As one of the matrons of honor in my friend Kristen’s wedding, I gave a toast. Those who know me well (or those who were in the same classes as me in school) know that I loathe public speaking. There’s a famous quotation out there about people fearing public speaking more than death. While I wouldn’t go that far, my pulse definitely spikes and my legs start trembling about 10 minutes before I get up in front of the crowd.
Due to that, and also due to my feeling that toasts tend to go on longer than they should, I kept it short and sweet. Much shorter than I planned, actually, as I felt myself heading into the “sobbing and babbling” territory of the toast much more quickly than I expected and cut it off early, ending with something like, “She’s the sweetest girl I know, so Richard, treat her right or I’ll kill you.”

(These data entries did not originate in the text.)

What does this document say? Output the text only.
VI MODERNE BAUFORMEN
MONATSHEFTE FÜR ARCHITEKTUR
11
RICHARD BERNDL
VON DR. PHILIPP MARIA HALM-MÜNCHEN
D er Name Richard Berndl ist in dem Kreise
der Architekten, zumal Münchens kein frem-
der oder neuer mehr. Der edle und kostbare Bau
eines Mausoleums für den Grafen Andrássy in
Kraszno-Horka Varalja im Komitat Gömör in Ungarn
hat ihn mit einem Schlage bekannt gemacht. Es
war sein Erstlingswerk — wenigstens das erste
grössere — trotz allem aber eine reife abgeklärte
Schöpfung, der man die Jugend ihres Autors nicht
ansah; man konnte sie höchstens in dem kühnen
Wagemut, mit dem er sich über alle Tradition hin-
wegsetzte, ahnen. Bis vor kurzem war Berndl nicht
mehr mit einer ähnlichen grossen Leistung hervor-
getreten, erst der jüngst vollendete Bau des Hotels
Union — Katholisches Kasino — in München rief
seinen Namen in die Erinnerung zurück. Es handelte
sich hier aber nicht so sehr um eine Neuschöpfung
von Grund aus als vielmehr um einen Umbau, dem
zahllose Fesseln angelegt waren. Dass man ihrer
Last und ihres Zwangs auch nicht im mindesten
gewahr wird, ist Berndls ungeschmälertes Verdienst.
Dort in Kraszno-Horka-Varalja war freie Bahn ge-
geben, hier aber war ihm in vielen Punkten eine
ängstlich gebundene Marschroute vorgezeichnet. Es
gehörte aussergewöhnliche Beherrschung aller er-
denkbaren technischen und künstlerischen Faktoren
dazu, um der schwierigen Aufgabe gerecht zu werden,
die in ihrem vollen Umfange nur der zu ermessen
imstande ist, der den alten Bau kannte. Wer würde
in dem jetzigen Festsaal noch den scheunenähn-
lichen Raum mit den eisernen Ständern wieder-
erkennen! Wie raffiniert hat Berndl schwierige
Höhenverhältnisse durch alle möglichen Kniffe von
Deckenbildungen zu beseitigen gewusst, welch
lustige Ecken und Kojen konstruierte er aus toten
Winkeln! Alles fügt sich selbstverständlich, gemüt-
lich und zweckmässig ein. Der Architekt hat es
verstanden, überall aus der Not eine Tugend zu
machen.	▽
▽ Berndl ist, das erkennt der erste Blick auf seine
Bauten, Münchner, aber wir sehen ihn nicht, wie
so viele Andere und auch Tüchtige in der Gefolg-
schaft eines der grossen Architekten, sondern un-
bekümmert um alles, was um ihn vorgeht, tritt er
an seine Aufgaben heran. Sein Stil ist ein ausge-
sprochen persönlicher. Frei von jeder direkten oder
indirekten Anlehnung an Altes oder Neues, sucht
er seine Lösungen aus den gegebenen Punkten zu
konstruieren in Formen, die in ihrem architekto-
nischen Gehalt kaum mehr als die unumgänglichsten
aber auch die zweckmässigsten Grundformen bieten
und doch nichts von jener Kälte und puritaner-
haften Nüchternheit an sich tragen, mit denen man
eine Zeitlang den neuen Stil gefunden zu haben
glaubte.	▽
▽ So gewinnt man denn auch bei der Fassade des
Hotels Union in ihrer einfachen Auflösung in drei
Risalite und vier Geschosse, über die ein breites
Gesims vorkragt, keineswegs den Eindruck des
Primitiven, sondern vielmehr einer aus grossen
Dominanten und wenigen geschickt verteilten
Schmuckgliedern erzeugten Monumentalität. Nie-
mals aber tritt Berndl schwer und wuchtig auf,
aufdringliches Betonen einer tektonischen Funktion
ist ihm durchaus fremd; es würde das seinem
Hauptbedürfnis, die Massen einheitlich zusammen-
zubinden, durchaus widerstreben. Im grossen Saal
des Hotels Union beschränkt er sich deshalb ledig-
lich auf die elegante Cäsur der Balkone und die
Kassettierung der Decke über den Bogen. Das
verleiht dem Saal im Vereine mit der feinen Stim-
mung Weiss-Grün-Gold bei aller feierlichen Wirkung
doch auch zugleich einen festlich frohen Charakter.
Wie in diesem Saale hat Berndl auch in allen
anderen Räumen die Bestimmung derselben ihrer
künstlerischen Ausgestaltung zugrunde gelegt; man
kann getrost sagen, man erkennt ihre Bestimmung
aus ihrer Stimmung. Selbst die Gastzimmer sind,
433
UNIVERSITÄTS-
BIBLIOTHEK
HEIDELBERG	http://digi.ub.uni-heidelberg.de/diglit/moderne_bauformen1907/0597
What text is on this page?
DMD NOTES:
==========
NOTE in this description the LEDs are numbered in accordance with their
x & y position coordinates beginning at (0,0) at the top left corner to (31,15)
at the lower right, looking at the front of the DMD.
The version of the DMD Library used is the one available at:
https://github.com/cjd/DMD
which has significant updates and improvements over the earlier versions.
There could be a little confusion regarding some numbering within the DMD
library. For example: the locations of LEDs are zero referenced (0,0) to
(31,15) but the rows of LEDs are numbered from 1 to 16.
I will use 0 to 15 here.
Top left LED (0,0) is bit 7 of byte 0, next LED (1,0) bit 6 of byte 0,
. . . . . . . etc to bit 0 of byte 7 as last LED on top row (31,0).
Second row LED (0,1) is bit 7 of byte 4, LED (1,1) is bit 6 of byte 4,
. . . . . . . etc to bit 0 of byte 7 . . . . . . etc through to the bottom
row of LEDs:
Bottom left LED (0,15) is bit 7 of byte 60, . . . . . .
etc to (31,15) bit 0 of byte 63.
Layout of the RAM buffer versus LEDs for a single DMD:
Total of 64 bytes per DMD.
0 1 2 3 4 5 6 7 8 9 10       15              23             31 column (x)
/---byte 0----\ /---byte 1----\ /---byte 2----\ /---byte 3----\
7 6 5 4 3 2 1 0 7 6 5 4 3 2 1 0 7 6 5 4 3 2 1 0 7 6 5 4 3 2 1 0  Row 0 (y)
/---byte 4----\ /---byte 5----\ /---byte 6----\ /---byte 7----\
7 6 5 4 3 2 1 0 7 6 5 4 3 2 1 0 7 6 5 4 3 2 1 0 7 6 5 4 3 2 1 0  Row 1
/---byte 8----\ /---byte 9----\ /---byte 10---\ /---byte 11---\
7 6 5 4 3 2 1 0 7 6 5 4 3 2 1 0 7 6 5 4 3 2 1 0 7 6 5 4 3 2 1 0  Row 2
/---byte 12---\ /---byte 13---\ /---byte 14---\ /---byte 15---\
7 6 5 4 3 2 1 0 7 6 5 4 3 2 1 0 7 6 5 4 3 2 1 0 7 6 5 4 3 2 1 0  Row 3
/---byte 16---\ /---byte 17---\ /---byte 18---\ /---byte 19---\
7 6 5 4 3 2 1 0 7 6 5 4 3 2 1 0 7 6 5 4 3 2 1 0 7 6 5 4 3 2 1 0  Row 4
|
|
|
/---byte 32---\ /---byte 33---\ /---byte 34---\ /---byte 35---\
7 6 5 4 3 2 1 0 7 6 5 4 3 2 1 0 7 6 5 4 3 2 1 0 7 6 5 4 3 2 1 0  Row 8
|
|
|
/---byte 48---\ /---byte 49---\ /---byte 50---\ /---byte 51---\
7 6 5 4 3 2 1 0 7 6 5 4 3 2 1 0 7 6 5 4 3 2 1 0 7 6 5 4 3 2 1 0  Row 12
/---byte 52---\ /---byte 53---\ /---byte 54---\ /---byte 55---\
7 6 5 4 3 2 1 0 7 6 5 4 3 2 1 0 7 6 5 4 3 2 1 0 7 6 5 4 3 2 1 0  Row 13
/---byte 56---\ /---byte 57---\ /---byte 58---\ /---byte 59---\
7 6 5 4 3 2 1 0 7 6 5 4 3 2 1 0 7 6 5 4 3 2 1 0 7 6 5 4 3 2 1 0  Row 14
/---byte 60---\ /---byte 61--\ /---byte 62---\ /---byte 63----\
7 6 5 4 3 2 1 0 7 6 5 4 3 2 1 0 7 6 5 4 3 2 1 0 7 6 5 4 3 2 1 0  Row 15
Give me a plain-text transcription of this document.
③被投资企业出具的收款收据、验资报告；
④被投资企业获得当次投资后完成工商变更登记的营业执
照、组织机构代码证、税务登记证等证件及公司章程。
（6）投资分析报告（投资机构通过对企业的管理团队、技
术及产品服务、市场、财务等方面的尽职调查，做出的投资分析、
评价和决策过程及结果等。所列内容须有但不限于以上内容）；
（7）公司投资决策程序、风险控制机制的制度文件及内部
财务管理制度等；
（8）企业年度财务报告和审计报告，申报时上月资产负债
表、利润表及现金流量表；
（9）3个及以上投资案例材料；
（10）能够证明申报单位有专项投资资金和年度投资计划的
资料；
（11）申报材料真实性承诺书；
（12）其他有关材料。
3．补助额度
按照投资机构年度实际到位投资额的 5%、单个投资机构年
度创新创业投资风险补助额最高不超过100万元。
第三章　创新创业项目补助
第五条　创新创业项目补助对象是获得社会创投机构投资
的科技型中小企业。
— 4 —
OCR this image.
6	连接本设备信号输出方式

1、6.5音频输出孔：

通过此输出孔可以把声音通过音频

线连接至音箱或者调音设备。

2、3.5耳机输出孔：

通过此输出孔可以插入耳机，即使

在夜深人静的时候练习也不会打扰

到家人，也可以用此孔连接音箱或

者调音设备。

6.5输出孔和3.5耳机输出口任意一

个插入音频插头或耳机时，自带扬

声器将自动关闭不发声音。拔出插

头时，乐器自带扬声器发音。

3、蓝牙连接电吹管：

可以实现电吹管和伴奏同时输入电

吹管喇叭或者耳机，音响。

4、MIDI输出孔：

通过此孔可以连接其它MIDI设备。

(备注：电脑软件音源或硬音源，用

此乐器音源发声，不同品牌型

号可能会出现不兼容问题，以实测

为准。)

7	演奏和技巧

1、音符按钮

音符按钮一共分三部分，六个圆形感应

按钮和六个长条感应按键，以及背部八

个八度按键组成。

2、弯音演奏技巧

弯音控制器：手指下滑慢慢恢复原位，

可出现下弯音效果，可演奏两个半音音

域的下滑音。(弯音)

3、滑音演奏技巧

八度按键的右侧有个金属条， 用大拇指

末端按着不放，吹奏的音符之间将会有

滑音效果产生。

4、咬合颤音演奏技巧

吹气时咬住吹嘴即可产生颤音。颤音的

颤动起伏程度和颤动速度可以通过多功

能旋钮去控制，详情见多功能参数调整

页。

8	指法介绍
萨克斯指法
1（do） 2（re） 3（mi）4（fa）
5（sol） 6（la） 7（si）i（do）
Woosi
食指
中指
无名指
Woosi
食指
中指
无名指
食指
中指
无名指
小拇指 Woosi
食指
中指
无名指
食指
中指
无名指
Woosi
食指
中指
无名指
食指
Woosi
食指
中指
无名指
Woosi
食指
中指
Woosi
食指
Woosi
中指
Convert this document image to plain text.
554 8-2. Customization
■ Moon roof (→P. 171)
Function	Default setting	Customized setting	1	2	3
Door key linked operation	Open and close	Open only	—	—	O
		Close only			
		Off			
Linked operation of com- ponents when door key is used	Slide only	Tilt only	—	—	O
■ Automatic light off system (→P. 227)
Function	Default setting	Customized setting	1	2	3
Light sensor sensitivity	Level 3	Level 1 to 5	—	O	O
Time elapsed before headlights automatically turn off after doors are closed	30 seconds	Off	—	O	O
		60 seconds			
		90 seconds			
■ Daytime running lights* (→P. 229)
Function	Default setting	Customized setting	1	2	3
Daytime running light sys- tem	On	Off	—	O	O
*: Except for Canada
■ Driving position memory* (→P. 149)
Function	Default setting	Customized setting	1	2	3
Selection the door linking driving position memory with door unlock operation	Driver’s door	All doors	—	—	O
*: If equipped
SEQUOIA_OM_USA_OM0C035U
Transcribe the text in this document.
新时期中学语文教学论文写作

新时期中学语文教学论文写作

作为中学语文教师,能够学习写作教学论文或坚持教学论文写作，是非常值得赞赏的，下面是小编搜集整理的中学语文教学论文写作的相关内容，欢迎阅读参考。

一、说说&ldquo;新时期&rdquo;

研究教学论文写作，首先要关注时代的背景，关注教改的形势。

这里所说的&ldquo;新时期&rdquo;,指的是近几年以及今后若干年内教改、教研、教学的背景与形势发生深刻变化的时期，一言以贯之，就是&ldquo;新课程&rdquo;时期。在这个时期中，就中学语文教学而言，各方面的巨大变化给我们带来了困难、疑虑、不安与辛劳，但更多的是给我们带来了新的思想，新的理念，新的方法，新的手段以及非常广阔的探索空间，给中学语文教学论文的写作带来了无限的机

So here’s what I would’ve said if I had endless time, and more emotional fortitude.
Kristen held me together more times than I can count. She let me sob for endless hours on the couch next to her, about some boy that she didn’t even think I should’ve dated in the first place, and never once told me “I told you so.” Years later, when I was sobbing about a totally different boy on the phone, she said, “I’m sorry, I really can’t help you with your junk right this second because I’ve got junk of my own. Can we talk about mine for a few minutes?” I just about died laughing, and it pulled me out of my multi-day funk. Everyone needs a good friend who will call them out every once in awhile, one who knows when to be honest and when to silently be there as a shoulder to cry on. Kristen’s mine.
She singlehandedly got me through Accounting 327, which allowed me to become an accountant. I’m not sure if I should thank her for that or not, but seeing as I met my husband in our upper-level accounting classes, I’m going to say it was a good thing.
When I had a completely fried brain and couldn’t study any longer, she set her books aside as well and went on a journey with me to jump into every. single. fountain on A&M’s campus at 3 am. Why? Who knows. It seemed like a good idea at the time.
After we graduated, I was afraid that we’d lose touch, since I was moving to Dallas to join the CPA world and she was moving to San Antonio to attend dental school. But despite our different lives, Kristen always found time to talk, to try to explain complicated dental stuff to me while I whined about my lack of a social life as Big 4 staff. She managed to come to my bachelorette party even though she had just completed dental school and probably would have liked to sleep for a few weeks to recover from her final exams and boards. She came to my wedding and made me giggle endlessly while getting ready, keeping me from stressing out.
When I moved to Budapest, she was one of my first Skype dates, and she regularly sends me little e-mails to let me know she’s thinking of me. Every time I see her name pop up in my inbox, I smile.
I love you, sweet friend. You made a beautiful bride, and I am so, so happy for you.